Creating a Software Security Group (SSG) is one of the key components of organizational readiness for DevSecOps. SSG accumulates and disseminates knowledge across the organization and defines new roles and responsibilities for management and the required technical experts.


The software engineering industry struggles to find enough quality security resources to support the growing scale of software engineering. Therefore, finding members of your company who are open to focusing their careers towards security is critical to the success of the DevSecOps transformation. Glenn Wilson (see detailssee details: Glenn Wilson, “DevSecOps. A leader’s guide to producing secure software without compromising flow, feedback and continues improvement”. First published in Great Britain in 2020 by Rethink Press) calls these people Security Champions. They will help other team members improving the security of software products/services they build.
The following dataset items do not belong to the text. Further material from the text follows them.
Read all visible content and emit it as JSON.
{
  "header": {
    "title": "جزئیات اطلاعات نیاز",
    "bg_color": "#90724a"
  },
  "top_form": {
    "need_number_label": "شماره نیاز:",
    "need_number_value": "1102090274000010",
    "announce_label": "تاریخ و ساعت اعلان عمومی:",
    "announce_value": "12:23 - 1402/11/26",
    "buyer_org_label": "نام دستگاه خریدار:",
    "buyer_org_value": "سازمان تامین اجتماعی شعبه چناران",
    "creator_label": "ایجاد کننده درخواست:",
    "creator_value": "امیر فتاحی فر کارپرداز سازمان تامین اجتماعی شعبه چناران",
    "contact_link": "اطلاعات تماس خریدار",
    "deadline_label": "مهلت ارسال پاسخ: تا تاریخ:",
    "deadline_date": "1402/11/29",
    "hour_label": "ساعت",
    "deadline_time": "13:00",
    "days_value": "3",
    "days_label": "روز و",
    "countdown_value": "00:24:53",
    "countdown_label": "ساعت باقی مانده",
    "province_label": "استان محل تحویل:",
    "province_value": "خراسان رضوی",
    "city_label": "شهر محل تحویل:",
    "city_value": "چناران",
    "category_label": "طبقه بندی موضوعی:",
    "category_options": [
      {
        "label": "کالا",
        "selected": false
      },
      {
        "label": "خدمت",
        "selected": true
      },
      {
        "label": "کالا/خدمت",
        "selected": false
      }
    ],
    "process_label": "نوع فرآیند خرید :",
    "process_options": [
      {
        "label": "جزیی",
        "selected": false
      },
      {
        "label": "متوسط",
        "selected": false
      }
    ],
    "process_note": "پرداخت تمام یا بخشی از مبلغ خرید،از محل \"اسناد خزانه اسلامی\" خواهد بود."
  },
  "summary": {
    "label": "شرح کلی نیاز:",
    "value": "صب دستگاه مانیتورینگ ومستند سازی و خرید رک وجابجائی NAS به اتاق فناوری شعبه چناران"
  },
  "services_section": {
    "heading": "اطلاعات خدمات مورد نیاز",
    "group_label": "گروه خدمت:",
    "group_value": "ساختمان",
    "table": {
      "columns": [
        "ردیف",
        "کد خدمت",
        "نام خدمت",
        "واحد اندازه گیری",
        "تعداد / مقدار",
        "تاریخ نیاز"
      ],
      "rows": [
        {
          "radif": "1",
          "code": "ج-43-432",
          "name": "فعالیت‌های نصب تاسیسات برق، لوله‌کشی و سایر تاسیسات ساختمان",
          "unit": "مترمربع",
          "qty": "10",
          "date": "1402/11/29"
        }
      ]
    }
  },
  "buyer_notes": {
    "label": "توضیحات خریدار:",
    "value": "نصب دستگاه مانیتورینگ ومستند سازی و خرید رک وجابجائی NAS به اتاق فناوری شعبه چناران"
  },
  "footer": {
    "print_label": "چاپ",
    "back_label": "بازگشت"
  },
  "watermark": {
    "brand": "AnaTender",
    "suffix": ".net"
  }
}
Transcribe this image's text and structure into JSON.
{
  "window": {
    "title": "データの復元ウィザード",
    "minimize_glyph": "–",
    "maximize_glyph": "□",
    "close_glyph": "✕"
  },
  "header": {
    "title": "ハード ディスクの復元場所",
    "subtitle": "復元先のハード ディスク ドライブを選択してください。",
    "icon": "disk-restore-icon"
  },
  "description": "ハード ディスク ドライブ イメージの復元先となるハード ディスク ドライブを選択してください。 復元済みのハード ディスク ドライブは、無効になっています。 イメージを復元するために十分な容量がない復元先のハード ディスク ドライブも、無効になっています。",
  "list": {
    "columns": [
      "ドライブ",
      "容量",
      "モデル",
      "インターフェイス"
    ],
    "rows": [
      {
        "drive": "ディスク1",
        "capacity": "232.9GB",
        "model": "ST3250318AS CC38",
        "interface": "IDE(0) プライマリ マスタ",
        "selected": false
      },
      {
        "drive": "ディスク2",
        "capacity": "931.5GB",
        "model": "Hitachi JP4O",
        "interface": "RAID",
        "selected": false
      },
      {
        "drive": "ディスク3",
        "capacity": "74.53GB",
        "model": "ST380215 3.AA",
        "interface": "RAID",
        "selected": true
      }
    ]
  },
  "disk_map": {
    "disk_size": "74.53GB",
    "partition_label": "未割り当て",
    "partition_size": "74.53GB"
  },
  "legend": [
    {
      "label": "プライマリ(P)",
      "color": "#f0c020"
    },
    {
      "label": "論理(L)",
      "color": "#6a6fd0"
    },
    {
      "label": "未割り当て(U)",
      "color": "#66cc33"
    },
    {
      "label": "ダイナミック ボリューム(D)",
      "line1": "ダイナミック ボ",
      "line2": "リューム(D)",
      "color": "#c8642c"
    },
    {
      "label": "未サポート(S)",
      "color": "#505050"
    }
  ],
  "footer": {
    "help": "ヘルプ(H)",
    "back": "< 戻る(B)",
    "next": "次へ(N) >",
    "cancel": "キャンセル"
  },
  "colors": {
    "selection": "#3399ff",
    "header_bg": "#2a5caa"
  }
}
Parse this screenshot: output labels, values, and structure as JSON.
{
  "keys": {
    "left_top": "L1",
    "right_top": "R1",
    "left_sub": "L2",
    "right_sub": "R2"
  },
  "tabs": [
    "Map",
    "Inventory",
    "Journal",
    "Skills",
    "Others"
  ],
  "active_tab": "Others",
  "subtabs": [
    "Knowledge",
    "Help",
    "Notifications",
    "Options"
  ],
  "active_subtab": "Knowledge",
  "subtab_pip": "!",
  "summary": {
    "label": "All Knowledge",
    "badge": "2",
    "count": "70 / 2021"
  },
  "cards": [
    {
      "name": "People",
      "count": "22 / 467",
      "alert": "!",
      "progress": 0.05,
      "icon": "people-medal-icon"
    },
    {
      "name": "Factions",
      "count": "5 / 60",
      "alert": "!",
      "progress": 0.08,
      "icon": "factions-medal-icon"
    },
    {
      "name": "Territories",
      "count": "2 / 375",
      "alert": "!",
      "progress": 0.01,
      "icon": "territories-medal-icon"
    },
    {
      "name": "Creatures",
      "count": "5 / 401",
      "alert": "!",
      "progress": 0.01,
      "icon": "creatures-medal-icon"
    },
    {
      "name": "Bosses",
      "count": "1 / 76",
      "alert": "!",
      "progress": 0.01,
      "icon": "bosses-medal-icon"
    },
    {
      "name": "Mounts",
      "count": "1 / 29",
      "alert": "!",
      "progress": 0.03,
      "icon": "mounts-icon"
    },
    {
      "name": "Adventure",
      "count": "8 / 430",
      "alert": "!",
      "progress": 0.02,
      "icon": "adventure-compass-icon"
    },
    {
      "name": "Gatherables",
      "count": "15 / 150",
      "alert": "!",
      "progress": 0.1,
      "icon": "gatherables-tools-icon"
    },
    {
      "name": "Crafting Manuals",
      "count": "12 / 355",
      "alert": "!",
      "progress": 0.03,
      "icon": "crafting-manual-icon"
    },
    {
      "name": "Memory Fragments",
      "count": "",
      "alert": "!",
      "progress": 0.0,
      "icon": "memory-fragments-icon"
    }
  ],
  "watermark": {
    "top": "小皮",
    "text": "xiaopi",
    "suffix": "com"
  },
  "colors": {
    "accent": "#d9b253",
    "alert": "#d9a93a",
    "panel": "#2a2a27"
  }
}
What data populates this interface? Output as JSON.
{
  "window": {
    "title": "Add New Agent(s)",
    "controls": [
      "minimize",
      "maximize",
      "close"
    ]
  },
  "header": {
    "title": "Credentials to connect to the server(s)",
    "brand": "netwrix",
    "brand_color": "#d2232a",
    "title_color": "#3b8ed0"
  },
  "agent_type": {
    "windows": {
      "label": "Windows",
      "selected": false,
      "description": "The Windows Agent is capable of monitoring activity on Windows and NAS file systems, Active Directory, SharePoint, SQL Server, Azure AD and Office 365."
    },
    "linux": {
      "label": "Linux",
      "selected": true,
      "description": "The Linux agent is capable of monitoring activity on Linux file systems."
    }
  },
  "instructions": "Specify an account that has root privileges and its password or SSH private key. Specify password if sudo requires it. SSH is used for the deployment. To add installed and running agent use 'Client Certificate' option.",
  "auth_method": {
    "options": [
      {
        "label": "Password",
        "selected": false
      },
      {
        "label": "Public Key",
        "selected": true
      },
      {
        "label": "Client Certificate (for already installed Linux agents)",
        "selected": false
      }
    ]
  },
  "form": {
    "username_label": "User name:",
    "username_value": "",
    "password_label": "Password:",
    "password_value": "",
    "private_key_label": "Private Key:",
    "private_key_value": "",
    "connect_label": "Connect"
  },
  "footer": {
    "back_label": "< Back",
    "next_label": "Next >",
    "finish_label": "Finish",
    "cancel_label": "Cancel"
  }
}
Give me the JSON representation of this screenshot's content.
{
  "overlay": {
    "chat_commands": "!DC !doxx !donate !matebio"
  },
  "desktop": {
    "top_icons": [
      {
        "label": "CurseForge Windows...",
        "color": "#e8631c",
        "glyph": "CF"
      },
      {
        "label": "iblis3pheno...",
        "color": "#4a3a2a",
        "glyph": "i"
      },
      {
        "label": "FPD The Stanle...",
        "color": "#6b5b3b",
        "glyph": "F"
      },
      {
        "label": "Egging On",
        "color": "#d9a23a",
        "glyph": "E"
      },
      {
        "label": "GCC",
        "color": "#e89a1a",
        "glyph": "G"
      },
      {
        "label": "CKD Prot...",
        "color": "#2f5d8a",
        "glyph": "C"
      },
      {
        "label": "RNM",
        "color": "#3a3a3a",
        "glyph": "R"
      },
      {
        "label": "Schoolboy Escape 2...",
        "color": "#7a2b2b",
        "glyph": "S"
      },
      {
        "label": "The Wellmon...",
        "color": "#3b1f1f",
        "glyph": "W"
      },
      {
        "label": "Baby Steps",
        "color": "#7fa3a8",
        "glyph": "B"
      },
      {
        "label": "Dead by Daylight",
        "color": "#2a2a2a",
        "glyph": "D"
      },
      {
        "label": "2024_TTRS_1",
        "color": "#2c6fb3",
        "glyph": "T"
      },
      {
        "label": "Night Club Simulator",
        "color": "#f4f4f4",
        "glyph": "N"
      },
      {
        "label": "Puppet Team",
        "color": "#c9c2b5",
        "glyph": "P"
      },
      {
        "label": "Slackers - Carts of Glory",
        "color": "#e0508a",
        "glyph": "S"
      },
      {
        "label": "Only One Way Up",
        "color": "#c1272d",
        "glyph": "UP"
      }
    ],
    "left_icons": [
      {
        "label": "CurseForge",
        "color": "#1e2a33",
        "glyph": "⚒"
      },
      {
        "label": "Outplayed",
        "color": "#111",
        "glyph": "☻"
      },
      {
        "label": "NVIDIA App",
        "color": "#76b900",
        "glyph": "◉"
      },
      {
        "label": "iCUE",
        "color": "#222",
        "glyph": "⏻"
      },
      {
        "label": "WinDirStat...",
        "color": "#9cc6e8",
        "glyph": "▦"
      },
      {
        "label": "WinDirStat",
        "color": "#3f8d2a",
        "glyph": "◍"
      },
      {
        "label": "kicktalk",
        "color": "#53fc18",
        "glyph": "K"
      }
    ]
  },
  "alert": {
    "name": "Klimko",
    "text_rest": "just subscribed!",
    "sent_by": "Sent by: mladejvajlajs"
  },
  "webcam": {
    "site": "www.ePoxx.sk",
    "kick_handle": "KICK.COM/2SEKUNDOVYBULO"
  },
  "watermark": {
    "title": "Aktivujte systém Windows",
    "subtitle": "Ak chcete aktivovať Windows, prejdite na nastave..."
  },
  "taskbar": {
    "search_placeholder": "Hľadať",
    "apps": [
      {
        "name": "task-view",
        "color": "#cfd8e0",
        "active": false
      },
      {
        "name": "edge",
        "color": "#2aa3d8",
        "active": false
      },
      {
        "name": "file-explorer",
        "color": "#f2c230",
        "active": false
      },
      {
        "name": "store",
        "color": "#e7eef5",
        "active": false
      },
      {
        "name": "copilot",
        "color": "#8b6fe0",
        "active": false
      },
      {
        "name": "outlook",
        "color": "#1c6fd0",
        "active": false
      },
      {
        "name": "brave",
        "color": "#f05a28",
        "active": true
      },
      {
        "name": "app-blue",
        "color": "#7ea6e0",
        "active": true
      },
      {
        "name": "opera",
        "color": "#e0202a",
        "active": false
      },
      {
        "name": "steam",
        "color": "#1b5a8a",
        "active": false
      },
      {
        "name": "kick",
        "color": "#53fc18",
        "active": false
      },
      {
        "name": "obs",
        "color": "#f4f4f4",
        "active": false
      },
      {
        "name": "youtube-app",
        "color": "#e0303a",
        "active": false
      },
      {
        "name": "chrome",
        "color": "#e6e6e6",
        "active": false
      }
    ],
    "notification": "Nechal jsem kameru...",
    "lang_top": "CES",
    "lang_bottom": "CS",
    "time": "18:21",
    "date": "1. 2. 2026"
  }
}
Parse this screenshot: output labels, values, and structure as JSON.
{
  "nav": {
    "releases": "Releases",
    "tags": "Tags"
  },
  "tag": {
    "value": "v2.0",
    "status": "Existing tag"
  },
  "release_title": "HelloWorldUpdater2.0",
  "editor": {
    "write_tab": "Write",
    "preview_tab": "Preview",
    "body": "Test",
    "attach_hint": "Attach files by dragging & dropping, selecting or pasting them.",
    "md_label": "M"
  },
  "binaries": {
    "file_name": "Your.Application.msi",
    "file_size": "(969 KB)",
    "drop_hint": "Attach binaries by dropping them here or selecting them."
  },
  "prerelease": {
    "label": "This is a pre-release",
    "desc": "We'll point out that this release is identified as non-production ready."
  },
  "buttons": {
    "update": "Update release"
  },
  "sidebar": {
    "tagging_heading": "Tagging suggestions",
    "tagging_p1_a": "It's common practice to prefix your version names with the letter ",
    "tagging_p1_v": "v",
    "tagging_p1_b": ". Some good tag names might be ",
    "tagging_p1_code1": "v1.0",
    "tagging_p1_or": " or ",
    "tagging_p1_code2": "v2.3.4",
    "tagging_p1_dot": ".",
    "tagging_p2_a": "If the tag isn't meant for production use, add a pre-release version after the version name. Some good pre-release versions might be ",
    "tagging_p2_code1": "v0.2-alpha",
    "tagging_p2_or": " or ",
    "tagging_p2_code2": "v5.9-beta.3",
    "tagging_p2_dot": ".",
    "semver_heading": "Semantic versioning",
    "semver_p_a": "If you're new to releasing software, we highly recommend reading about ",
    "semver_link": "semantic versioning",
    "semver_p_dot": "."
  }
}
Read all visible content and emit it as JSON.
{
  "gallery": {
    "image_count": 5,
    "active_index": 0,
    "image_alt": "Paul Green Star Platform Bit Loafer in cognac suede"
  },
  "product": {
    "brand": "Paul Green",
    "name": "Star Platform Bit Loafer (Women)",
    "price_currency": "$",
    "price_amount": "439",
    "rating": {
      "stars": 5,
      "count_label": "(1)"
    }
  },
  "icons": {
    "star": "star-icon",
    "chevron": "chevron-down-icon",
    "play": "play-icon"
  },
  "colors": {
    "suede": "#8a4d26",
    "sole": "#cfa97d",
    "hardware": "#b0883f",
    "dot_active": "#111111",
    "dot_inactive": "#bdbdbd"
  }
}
Members of software development teams, security teams, and other stakeholders involved in the SSDL should be trained on procedures, regulations, processes, requirements, and standards of secure software engineering.

Secure Software Engineering Culture

There are tools and processes that can help you evolve to a DevSecOps organization. But ultimately, DevSecOps is a culture that matches the four principles of building security into agile development as declared in the Agile Security Manifesto (see detailssee details: The Agile Security Manifesto, 2016):

1. Rely on developers and testers more than security specialists. Security shall be owned first and foremost by the software team that works on software development.

2. Secure while we work more than after we’re done. Security shall be built into the existing process of daily development and testing performed by the software team.

3. Implement features securely more than adding on security features. It is preferable to involve experienced professionals to implement specific security aspects inside the software, and do not expose security features to the control of the end user.

4. Mitigate risks more than fix bugs. Just fixing security bugs is not the right approach to security. We shall be focused on risk management and minimizing the business and users’ risks.


Engineering-led software businesses are shifting their working culture towards applying their security expertise as code for everyone’s benefit.